Карл повернул длинную голову: на фоне серебристой портьеры стоял человек в мундире премьер-лейтенанта флота.
Герцог поднял лорнет, поискал взглядом дерзкого, сделал вид, что не нашел, и заговорил опять. Но уже больше никто не смеялся его остротам. По всей вероятности, это происходило потому, что король перестал его замечать.
После герцога один за другим говорили генералы, которые служили русским. По их мнению, даже затруднять короля столь мелкой темой не имело смысла. А полковник Джеймс, много лет прослуживший в Архангельске и даже знающий несколько русских поговорок, в заключение своей речи попросил один корпус шведов для нанесения решающего удара в сердце России, в Москву.
Это королю не понравилось: если так уж просто завоевать Москву, то почему он, Карл, дал московитам передышку после Нарвы?
— Глуп! — сказал король графу Пиперу, но так громко, что услышали многие.
Граф наклонил голову в знак полнейшего согласия.
Король на виду у всех ел свой солдатский ужин: кнэккеброд — сухую мучную лепешку и гороховую кашу с пшеном. В стеклянном кувшине была подана вода — все видели, что король пьет воду. Он громко, по-солдатски чавкал и утирал рот платком из холста. «Никаких нежностей!» — любил говорить Карл XII.
— Кто стоит там, у портьеры? — спросил он, запив водою свой ужин. — Этот, который вспомнил Нарву?

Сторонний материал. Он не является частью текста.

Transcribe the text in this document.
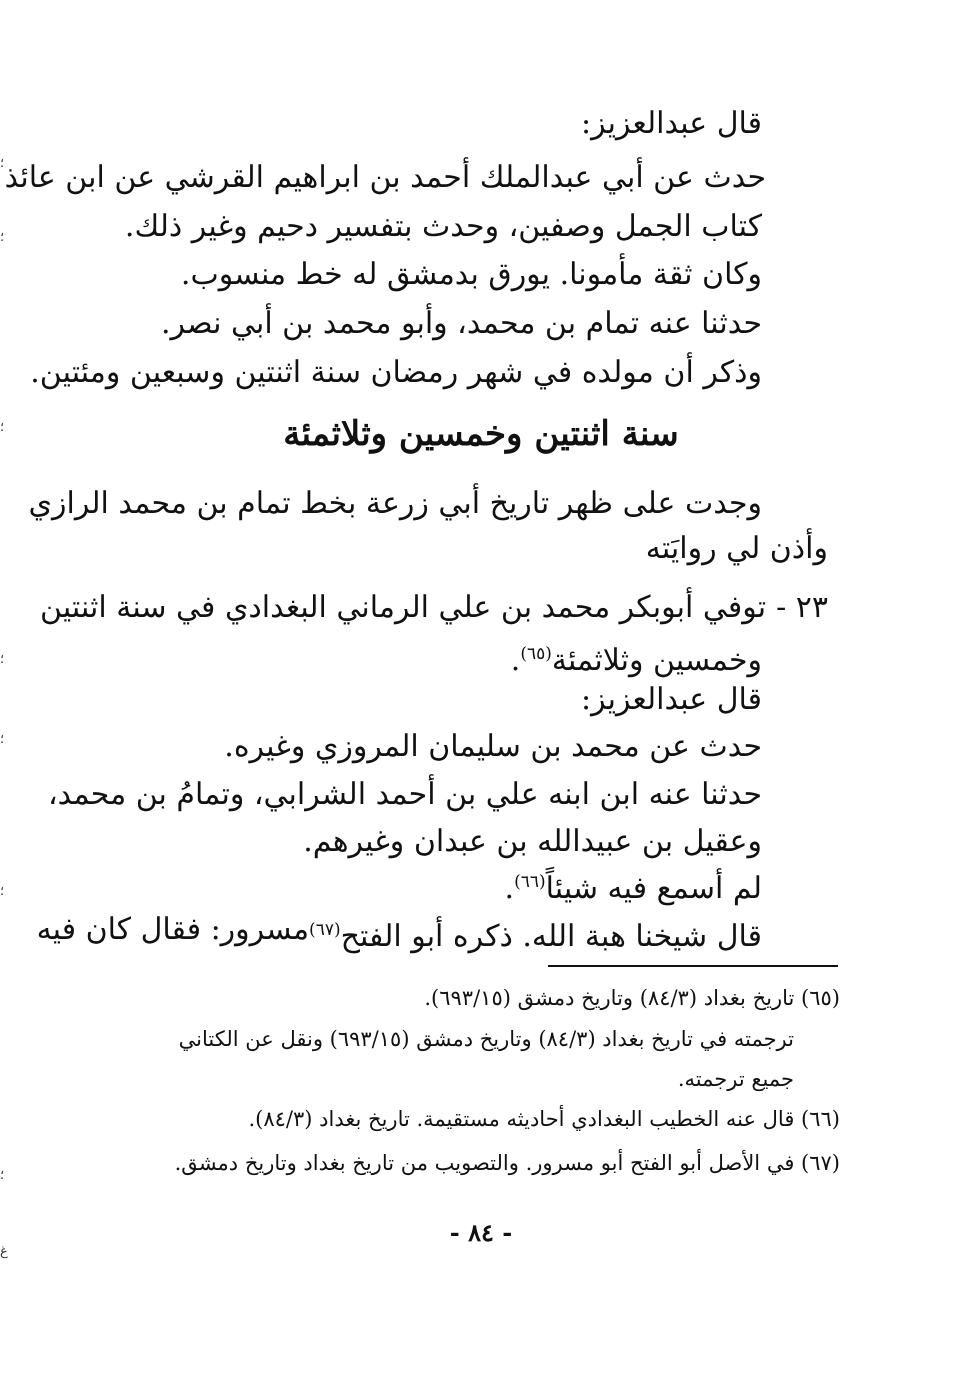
قال عبدالعزيز:
حدث عن أبي عبدالملك أحمد بن ابراهيم القرشي عن ابن عائذ
كتاب الجمل وصفين، وحدث بتفسير دحيم وغير ذلك.
وكان ثقة مأمونا. يورق بدمشق له خط منسوب.
حدثنا عنه تمام بن محمد، وأبو محمد بن أبي نصر.
وذكر أن مولده في شهر رمضان سنة اثنتين وسبعين ومئتين.
سنة اثنتين وخمسين وثلاثمئة
وجدت على ظهر تاريخ أبي زرعة بخط تمام بن محمد الرازي
وأذن لي روايَته
٢٣ -
توفي أبوبكر محمد بن علي الرماني البغدادي في سنة اثنتين
وخمسين وثلاثمئة$^{(٦٥)}$.
قال عبدالعزيز:
حدث عن محمد بن سليمان المروزي وغيره.
حدثنا عنه ابن ابنه علي بن أحمد الشرابي، وتمامُ بن محمد،
وعقيل بن عبيدالله بن عبدان وغيرهم.
لم أسمع فيه شيئاً$^{(٦٦)}$.
قال شيخنا هبة الله. ذكره أبو الفتح$^{(٦٧)}$
مسرور: فقال كان فيه
(٦٥) تاريخ بغداد (٨٤/٣) وتاريخ دمشق (٦٩٣/١٥).
ترجمته في تاريخ بغداد (٨٤/٣) وتاريخ دمشق (٦٩٣/١٥) ونقل عن الكتاني
جميع ترجمته.
(٦٦) قال عنه الخطيب البغدادي أحاديثه مستقيمة. تاريخ بغداد (٨٤/٣).
(٦٧) في الأصل أبو الفتح أبو مسرور. والتصويب من تاريخ بغداد وتاريخ دمشق.
- ٨٤ -
؛
؛
؛
؛
؛
؛
؛
غ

— Премьер-лейтенант флота и наш бывший агент в Московии, — ответил Пипер без всякого выражения в голосе.
— Тот, который дрался на шпагах?
— Совершенно верно, ваше величество…
Карл любил удивлять своей памятью приближенных и любил, чтобы этому удивлялись громко.
— Поразительно! — произнес граф Пипер драматическим шепотом, наклонившись к соседу.
— Пусть говорит! — приказал Карл, кивнув в сторону портьеры.
Он подпер подбородок ладонями и уставился на офицера красными колючими глазами.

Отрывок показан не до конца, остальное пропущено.